The data used as the ideal time series are constructed by mathematical equations. The complexity of time series is expressed by the value of ApEn. Three ideal time series marked as x₁, x₂ and x₃ are constructed with Equation (5). The ideal time series x₁ represents the wave function, which is ordered. The ideal time series x₂ is the numerical solution of the logistic model. The values can be calculated by rewriting the logistic model as its difference form x(n) = x(n − 1) + τk[x(n − 1) − μ][ν − x(n − 1)], where the values of parameters are ν = −1.0, μ = 1.0, k = 135, τ = 0.01 and x(0) = 0.0005. The ideal time series x₃ is created with random numbers. According to previous studies [33,34], the ideal time series x₂ and x₃ are chaotic.

{\begin{cases} x_{^{1}} (i) = \sin (\frac{π \cdot i}{a}) + \cos (\frac{π \cdot i}{b}) \\ x_{2} (i) = > \frac{d x}{d t} = k (x - u) (v - x) \\ x_{3} (i) = r a n d o m (i) \end{cases}

(5)

Based on these three ideal time series, two mixed ideal time series are constructed by mixing x₁ and the other two time series, as shown in Equation (6).

{\begin{cases} y_{^{1}} (i) = α_{1} x_{1} (i) + β_{1} x_{2} (i) \\ y_{2} (i) = α_{2} x_{1} (i) + β_{2} x_{3} (i) \end{cases}

(6)

The ideal time series y₁ is created by combining x₁ and x₂, where the parameters α₁ and β₁ are mixing coefficients, and α₁ + β₁ = 1. The ideal time series y₂ is created with x₁ and x₃, and the sum of mixing coefficients α₂ and β₂ is also 1. Furthermore, it is noticed that the ideal time series x₁, x₂ and x₃ are normalized before they are combined into y₁ and y₂.

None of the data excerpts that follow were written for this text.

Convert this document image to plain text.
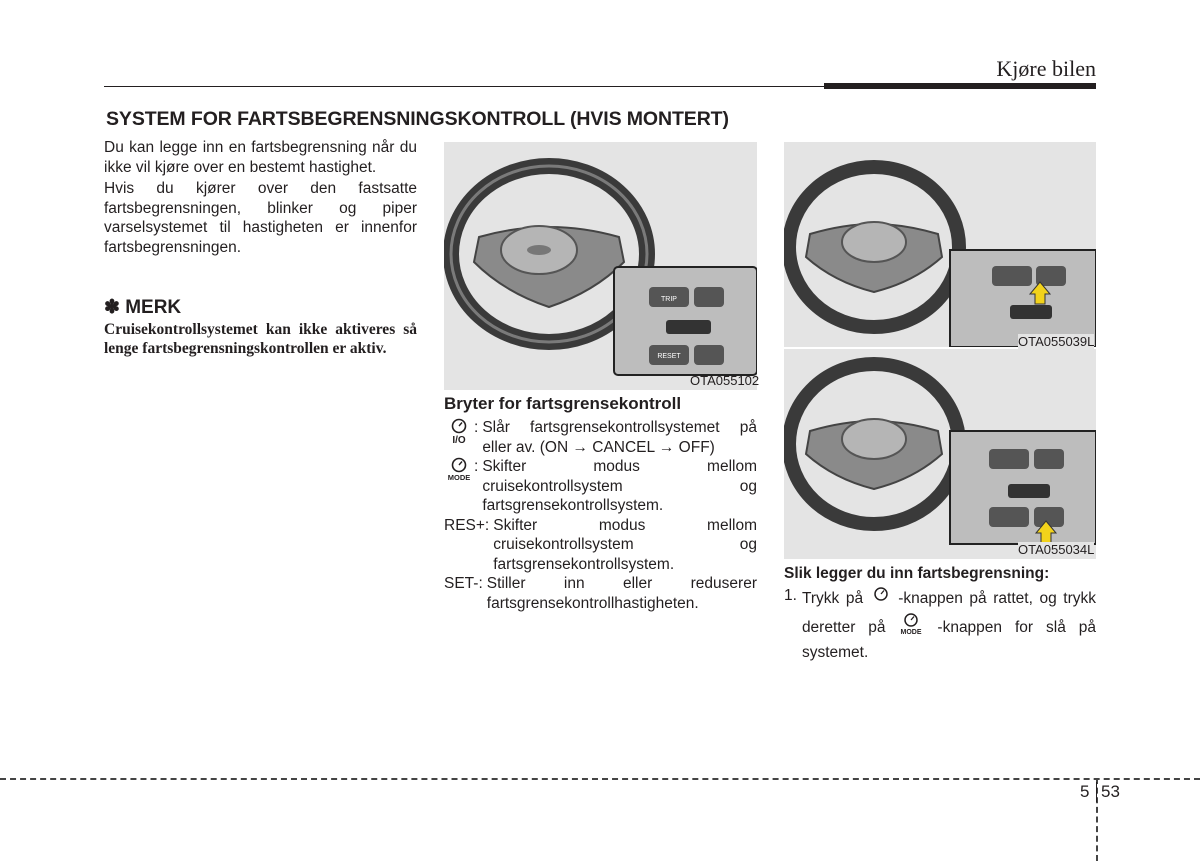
Kjøre bilen
SYSTEM FOR FARTSBEGRENSNINGSKONTROLL (HVIS MONTERT)

Du kan legge inn en fartsbegrensning når du ikke vil kjøre over en bestemt hastighet.

Hvis du kjører over den fastsatte fartsbegrensningen, blinker og piper varselsystemet til hastigheten er innenfor fartsbegrensningen.

✽ MERK
Cruisekontrollsystemet kan ikke aktiveres så lenge fartsbegrensningskontrollen er aktiv.
TRIP
RESET
OTA055102
OTA055039L
OTA055034L
Bryter for fartsgrensekontroll
I/O
: Slår fartsgrensekontrollsystemet på eller av. (ON → CANCEL → OFF)
MODE
: Skifter modus mellom cruisekontrollsystem og fartsgrensekontrollsystem.
RES+: Skifter modus mellom cruisekontrollsystem og fartsgrensekontrollsystem.
SET-: Stiller inn eller reduserer fartsgrensekontrollhastigheten.
Slik legger du inn fartsbegrensning:
1. Trykk på -knappen på rattet, og trykk deretter på MODE -knappen for slå på systemet.
5 53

The observed wind speed with high time resolution using a Gill Instruments Windmaster Pro 3D, which was set in the Zhangye National Climate Observatory. The observatory (100°17′ E, 39°05′ N, 1456 m) is located in the desert area in northwestern China, and it is one of the first five national climate observatory demonstration stations established by the China Meteorological Administration, focusing on the observation of desert land boundary layer and ecological environment. The observed wind speed data are regionally representative. The time resolution is 0.1 s (10 Hz), and more instrument parameters are shown in Table 1. The observation period was from 25 November 2017 to 4 December 2017. Ten days were included for a total of 8,640,000 time points, and they are marked as d1, d2, …, d10. For each point, the wind speed in U and V directions at 50 m height were observed. The total wind speed was studied.

The ideal sequences were used to verify the description of sequence complexity by the ApEn. The complexity of observed data was compared with that of the ideal sequence to determine the complexity of wind speed, and then the complexity of sub-sequence was studied by using the sampling methods.

3. Results

3.1. The Complexity of Ideal Time Series

The three ideal time series constructed by Equation (5) are shown in Figure 2. The curve (x₁) in Figure 2a is an ideal sequence constructed by the wave function, which periodically changes. However, the other two curves (x₂ and x₃), constructed with the logistic model and random numbers in Figure 2b,c, are both chaotic. In order to study the symmetrical characteristics of these ideal sequences, the quartile values were analyzed (Table 2). The probability distribution of time series x₁ is completely symmetric about the value of 0. For the time series x₃, the distribution is almost symmetric about 0, which is also a composite normal distribution. However, the distribution of time series x₂ is skewed. The ApEn values for x₁, x₂ and x₃ are 0.0001, 0.3086 and 0.5396, respectively. The result shows that the complexity of ordered time sequences constructed by the wave function is almost 0. The complexity of the sequences constructed by complex functions like the logistic model is higher than that of the ordered sequence. The complexity of the completely random sequence is the highest.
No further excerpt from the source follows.